An object is pulled from rest by a constant, horizontal force of magnitude 6.25 N on a horizontal frictionless surface. In 12 seconds, the object gains a speed of \( 3.0 \mathrm{~m} / \mathrm{s} \). What is the mass of the object, in kg ?

To find the mass of the object, we can use Newton's second law of motion, which states that the force acting on an object is equal to the mass of the object multiplied by its acceleration: \[ F = m \cdot a \] Where: - \( F \) is the force applied (6.25 N), - \( m \) is the mass of the object (in kg), - \( a \) is the acceleration of the object (in m/s²). First, we need to calculate the acceleration of the object.
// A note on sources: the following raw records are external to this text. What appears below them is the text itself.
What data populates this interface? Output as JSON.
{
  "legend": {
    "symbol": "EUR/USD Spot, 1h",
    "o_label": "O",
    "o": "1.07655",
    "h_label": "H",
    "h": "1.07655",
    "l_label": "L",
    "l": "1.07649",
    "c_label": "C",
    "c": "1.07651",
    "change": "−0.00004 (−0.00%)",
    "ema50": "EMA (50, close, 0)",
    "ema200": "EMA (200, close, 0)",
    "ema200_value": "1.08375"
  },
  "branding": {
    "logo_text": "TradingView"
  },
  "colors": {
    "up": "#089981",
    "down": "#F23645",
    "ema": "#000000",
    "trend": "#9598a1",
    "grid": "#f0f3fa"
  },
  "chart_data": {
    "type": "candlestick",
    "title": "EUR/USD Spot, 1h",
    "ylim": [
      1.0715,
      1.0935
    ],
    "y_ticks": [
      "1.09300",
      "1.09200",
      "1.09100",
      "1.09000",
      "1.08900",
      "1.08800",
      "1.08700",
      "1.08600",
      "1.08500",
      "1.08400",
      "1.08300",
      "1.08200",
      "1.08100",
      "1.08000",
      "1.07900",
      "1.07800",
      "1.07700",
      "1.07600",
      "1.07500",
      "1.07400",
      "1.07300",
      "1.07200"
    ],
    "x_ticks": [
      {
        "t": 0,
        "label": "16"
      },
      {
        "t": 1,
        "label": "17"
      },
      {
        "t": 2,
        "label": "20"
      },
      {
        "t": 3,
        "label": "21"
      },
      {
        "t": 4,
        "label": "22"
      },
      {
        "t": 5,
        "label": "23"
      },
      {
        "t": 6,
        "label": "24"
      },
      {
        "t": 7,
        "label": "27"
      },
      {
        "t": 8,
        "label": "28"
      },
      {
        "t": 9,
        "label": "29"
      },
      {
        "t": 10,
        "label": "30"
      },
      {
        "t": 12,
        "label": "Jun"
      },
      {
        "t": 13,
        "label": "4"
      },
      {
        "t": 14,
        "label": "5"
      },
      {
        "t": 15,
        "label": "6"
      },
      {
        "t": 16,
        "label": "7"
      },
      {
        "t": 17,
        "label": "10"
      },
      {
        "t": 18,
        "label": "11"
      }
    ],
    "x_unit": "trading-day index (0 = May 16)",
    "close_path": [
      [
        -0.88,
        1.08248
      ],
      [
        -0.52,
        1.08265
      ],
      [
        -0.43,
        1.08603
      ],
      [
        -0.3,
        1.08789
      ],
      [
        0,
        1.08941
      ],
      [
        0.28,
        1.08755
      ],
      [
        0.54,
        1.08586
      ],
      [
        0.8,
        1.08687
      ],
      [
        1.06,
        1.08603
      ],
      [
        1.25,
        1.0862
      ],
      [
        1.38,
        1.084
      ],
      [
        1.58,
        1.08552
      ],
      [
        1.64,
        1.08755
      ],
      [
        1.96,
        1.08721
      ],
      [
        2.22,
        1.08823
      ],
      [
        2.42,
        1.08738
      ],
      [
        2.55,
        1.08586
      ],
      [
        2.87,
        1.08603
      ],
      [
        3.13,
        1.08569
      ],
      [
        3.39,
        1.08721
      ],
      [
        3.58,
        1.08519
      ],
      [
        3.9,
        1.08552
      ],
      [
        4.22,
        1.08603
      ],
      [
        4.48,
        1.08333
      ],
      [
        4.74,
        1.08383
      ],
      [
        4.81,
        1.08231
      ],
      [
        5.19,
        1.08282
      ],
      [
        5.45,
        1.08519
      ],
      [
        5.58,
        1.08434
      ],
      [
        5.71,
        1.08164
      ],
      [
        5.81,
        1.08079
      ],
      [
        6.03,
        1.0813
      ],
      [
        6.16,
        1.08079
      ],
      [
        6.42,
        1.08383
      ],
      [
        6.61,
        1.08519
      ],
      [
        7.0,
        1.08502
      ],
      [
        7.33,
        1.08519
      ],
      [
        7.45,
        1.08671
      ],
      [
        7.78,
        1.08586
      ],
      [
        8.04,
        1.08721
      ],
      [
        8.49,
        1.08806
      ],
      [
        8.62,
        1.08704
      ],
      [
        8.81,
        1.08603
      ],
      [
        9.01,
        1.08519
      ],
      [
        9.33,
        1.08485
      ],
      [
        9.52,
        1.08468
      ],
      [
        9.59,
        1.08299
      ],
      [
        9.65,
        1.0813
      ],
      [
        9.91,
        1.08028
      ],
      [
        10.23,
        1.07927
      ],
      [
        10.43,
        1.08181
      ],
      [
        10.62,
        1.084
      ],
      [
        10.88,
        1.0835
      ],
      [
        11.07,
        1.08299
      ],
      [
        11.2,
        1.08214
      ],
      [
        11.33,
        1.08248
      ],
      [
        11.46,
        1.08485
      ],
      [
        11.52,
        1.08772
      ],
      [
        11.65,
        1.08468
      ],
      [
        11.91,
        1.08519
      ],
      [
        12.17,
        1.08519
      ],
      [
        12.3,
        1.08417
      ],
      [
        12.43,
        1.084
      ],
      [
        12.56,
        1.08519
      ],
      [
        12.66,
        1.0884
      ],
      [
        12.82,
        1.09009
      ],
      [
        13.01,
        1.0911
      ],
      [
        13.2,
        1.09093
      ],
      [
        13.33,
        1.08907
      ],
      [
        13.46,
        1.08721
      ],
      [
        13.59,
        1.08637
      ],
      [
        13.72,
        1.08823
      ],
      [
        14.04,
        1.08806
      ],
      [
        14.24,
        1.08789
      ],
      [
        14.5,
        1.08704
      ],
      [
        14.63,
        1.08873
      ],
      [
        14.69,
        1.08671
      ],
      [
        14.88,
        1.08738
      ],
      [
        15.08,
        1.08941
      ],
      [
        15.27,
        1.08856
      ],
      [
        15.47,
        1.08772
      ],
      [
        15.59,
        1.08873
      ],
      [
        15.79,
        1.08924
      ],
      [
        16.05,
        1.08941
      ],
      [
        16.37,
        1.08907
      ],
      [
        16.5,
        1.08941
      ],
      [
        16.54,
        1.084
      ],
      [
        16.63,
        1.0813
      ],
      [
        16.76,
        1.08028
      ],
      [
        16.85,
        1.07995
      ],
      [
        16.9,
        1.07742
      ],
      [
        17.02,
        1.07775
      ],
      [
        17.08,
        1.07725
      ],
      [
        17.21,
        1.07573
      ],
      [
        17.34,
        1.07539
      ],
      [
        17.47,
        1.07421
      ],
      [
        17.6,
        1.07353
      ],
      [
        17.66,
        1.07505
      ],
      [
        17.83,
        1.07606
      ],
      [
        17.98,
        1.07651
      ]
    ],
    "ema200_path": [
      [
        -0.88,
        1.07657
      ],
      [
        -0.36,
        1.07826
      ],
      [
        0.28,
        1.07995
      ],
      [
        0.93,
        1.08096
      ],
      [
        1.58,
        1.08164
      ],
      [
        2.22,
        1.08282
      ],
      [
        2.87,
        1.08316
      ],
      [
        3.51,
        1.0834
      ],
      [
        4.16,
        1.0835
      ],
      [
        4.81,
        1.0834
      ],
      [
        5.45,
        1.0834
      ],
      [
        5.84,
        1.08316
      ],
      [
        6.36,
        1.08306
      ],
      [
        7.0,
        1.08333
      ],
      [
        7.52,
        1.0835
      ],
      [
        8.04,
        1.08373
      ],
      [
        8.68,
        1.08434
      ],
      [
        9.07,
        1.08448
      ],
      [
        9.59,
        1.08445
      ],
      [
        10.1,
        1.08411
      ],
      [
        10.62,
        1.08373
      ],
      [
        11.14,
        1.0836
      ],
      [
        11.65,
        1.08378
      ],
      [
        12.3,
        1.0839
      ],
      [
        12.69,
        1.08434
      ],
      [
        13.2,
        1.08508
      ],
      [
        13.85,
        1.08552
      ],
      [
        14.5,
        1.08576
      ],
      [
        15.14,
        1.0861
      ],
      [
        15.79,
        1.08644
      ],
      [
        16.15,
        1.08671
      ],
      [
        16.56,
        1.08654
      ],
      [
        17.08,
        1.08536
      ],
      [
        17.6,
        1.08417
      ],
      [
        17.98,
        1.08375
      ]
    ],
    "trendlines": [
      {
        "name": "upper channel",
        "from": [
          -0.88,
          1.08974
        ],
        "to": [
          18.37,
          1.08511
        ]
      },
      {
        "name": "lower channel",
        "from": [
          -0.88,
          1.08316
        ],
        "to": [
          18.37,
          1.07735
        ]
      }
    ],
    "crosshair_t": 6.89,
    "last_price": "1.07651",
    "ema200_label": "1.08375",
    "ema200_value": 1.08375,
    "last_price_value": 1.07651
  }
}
We know that the object starts from rest and reaches a speed of \( 3.0 \, \text{m/s} \) in \( 12 \, \text{s} \). We can use the formula for acceleration: \[ a = \frac{\Delta v}{\Delta t} \] Where: - \( \Delta v \) is the change in velocity (final velocity - initial velocity), - \( \Delta t \) is the time interval. Since the object starts from rest, the initial velocity is \( 0 \, \text{m/s} \), and the final velocity is \( 3.0 \, \text{m/s} \): \[ \Delta v = 3.0 \, \text{m/s} - 0 \, \text{m/s} = 3.0 \, \text{m/s} \] Now, substituting the values into the acceleration formula: \[ a = \frac{3.0 \, \text{m/s}}{12 \, \text{s}} = 0.25 \, \text{m/s}^2 \] Now that we have the acceleration, we can use Newton's second law to find the mass: \[ F = m \cdot a \] Rearranging for mass \( m \): \[ m = \frac{F}{a} \] Substituting the known values: \[ m = \frac{6.25 \, \text{N}}{0.25 \, \text{m/s}^2} = 25 \, \text{kg} \] Thus, the mass of the object is \( \boxed{25} \, \text{kg} \).